Page MenuHomePhabricator

Toolforge outage: toolsdb out of space
Closed, ResolvedPublicBUG REPORT

Description

Original title: Could not connect to database: User s51080 already has more than 'max_user_connections' active connections

Toolforge project: checkwiki
host: tools.db.svc.wikimedia.cloud
user: s51080
database: s51080__checkwiki_p
web server url: Check Wikipedia

No software changes for weeks.
To try and fix: stopped web server, and continuous service (cw-live-scan) for 5 minutes. Then restarted and receiving the same error from both services.

Event Timeline

Restricted Application added a subscriber: Aklapper. · View Herald Transcript

It seems that toolsdb is generally down.

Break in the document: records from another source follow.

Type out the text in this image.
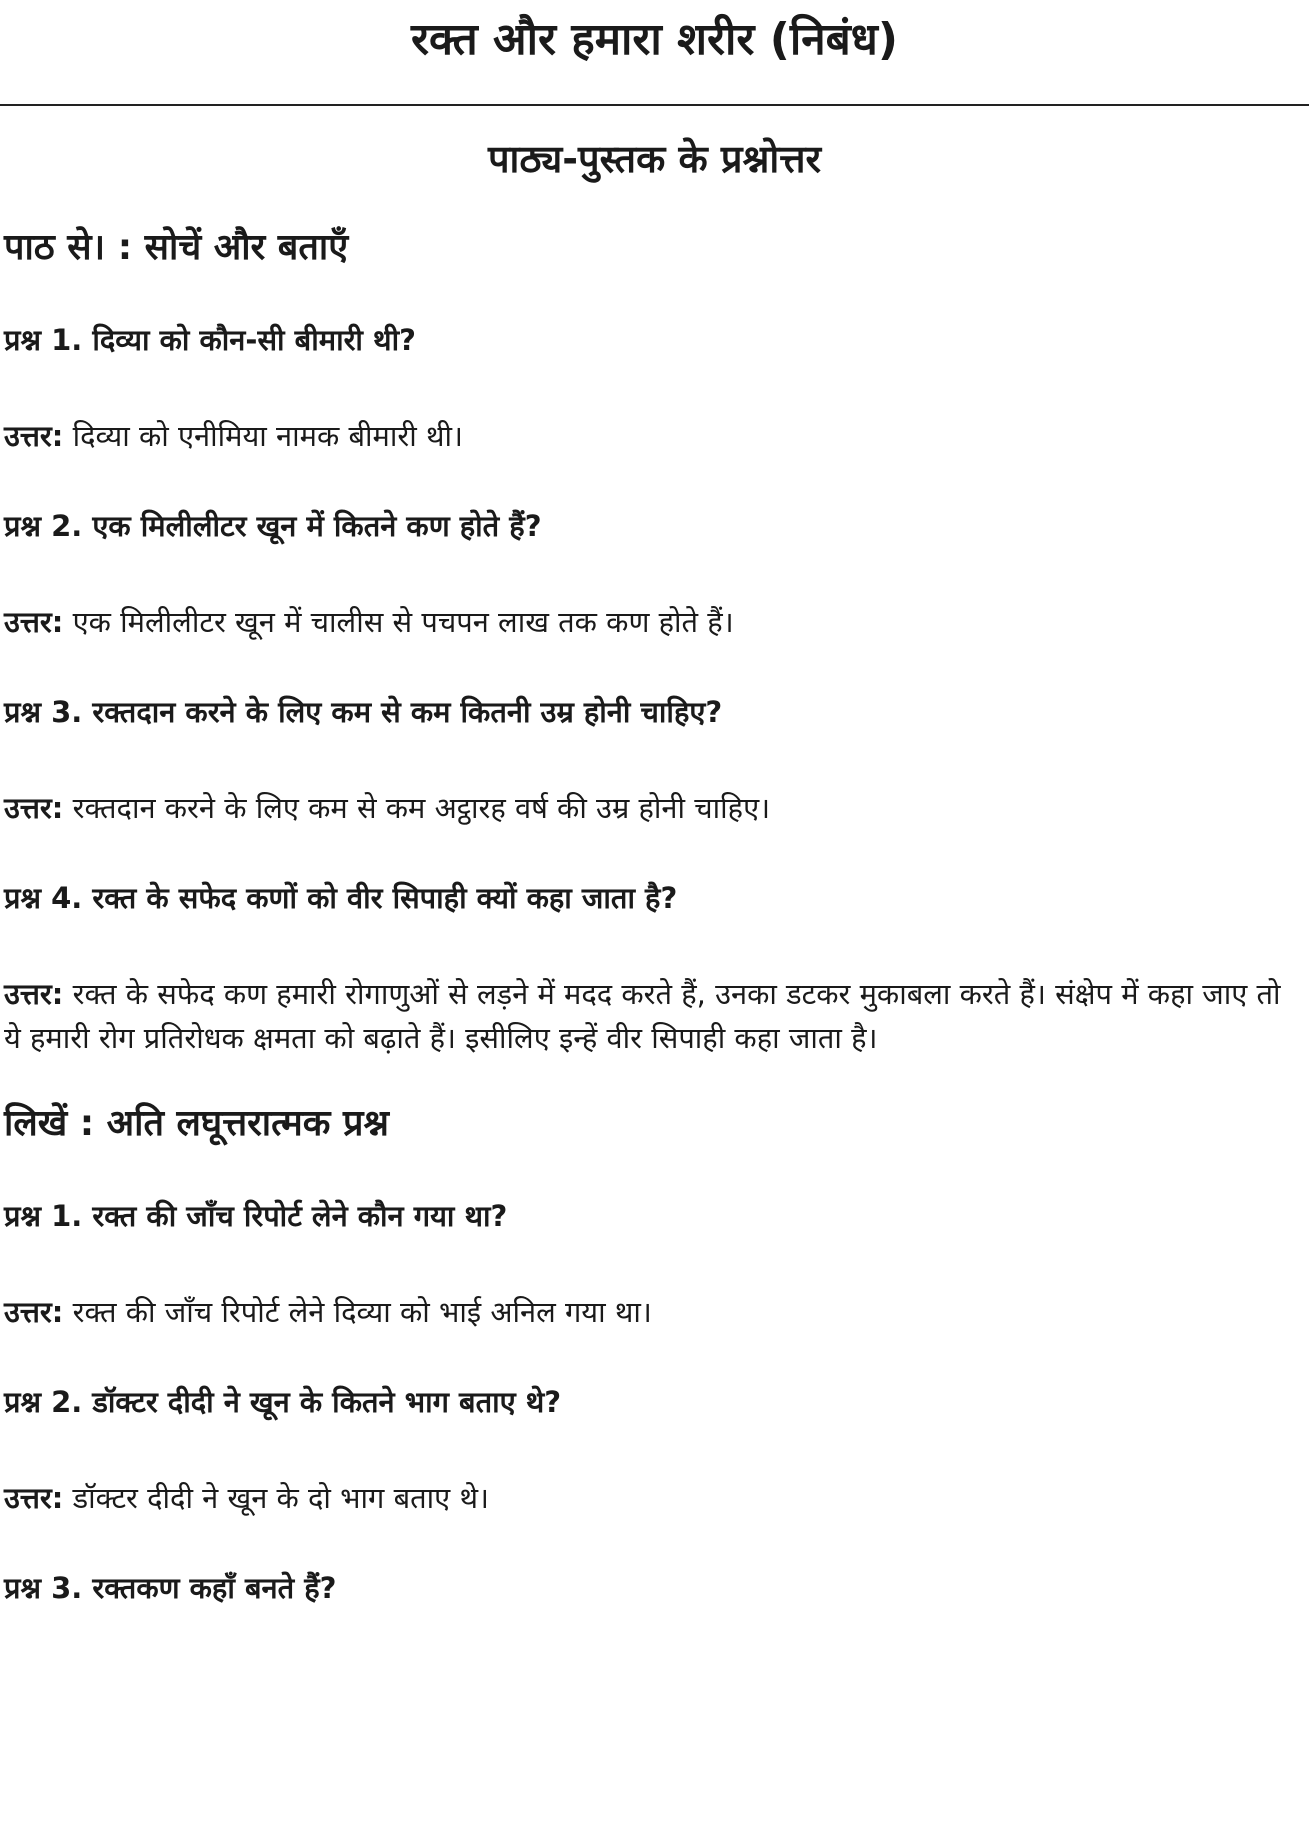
रक्त और हमारा शरीर (निबंध)
पाठ्य-पुस्तक के प्रश्नोत्तर
पाठ से। : सोचें और बताएँ
प्रश्न 1. दिव्या को कौन-सी बीमारी थी?
उत्तर: दिव्या को एनीमिया नामक बीमारी थी।
प्रश्न 2. एक मिलीलीटर खून में कितने कण होते हैं?
उत्तर: एक मिलीलीटर खून में चालीस से पचपन लाख तक कण होते हैं।
प्रश्न 3. रक्तदान करने के लिए कम से कम कितनी उम्र होनी चाहिए?
उत्तर: रक्तदान करने के लिए कम से कम अट्ठारह वर्ष की उम्र होनी चाहिए।
प्रश्न 4. रक्त के सफेद कणों को वीर सिपाही क्यों कहा जाता है?
उत्तर: रक्त के सफेद कण हमारी रोगाणुओं से लड़ने में मदद करते हैं, उनका डटकर मुकाबला करते हैं। संक्षेप में कहा जाए तो ये हमारी रोग प्रतिरोधक क्षमता को बढ़ाते हैं। इसीलिए इन्हें वीर सिपाही कहा जाता है।
लिखें : अति लघूत्तरात्मक प्रश्न
प्रश्न 1. रक्त की जाँच रिपोर्ट लेने कौन गया था?
उत्तर: रक्त की जाँच रिपोर्ट लेने दिव्या को भाई अनिल गया था।
प्रश्न 2. डॉक्टर दीदी ने खून के कितने भाग बताए थे?
उत्तर: डॉक्टर दीदी ने खून के दो भाग बताए थे।
प्रश्न 3. रक्तकण कहाँ बनते हैं?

Here is ticket for montage db connection [https://github.com/hatnote/montage/issues/353#issuecomment-3488646411 timeouting].

Zache triaged this task as High priority.Nov 5 2025, 6:56 AM

I triaged this high as this is still going on and impacts to multiple tools.

tools-db-4 storage volume is out of space, I'll use this task for tracking

disk space free trend for tools-db-4 over the last 30d

2025-11-05-082453_813x632_scrot.png (632×813 px, 45 KB)

and over the last couple of days

2025-11-05-082559_807x619_scrot.png (619×807 px, 43 KB)

Doing a comparison with the replica on tools-db-6, there's ~800G free there:

root@tools-db-6:/srv/labsdb/data# df -h /srv/labsdb
Filesystem      Size  Used Avail Use% Mounted on
/dev/sdb        3.9T  2.8T  885G  77% /srv/labsdb

And most/all of the discrepancy in space seems to come from ibdata1

root@tools-db-4:~# du -cs /srv/labsdb/data/* | sort -nr | head -10
3098616996	total
1032818748	/srv/labsdb/data/ibdata1
294125620	/srv/labsdb/data/s53220__quickstatements_p
258368168	/srv/labsdb/data/s51434__mixnmatch_p
191399380	/srv/labsdb/data/s53685__editgroups
98341700	/srv/labsdb/data/s51698__yetkin
86048076	/srv/labsdb/data/s51412__data
72501176	/srv/labsdb/data/s51114__enwp10
60054592	/srv/labsdb/data/s53952__freebase_p
58990172	/srv/labsdb/data/s51499__wikiminiatlas
root@tools-db-6:~# du -cs /srv/labsdb/data/* | sort -nr | head -10
2174533936	total
294125620	/srv/labsdb/data/s53220__quickstatements_p
258122072	/srv/labsdb/data/s51434__mixnmatch_p
191378900	/srv/labsdb/data/s53685__editgroups
120139788	/srv/labsdb/data/ibdata1
97220368	/srv/labsdb/data/s51698__yetkin
86057432	/srv/labsdb/data/s51412__data
72501176	/srv/labsdb/data/s51114__enwp10
60054592	/srv/labsdb/data/s53952__freebase_p
58990160	/srv/labsdb/data/s51499__wikiminiatlas
Chlod renamed this task from Could not connect to database: User s51080 already has more than 'max_user_connections' active connections to Toolforge outage: toolsdb out of space.Nov 5 2025, 8:23 AM
Chlod updated the task description. (Show Details)

We added some disk space to tools-db-4 and toolsdb is working again.

We are still investigating what caused the big increase in size for ibdata1.

This also impacted ClueBot NG, alert for report interface being down was sent at 23:55 UTC (alerting rule is after 2min), then bot not editing at 00:39 UTC (alerting after 1hour, 5min). Recovery at 08:45 UTC. Manually checked around 1am (CET) and was reporting max connections used per the above.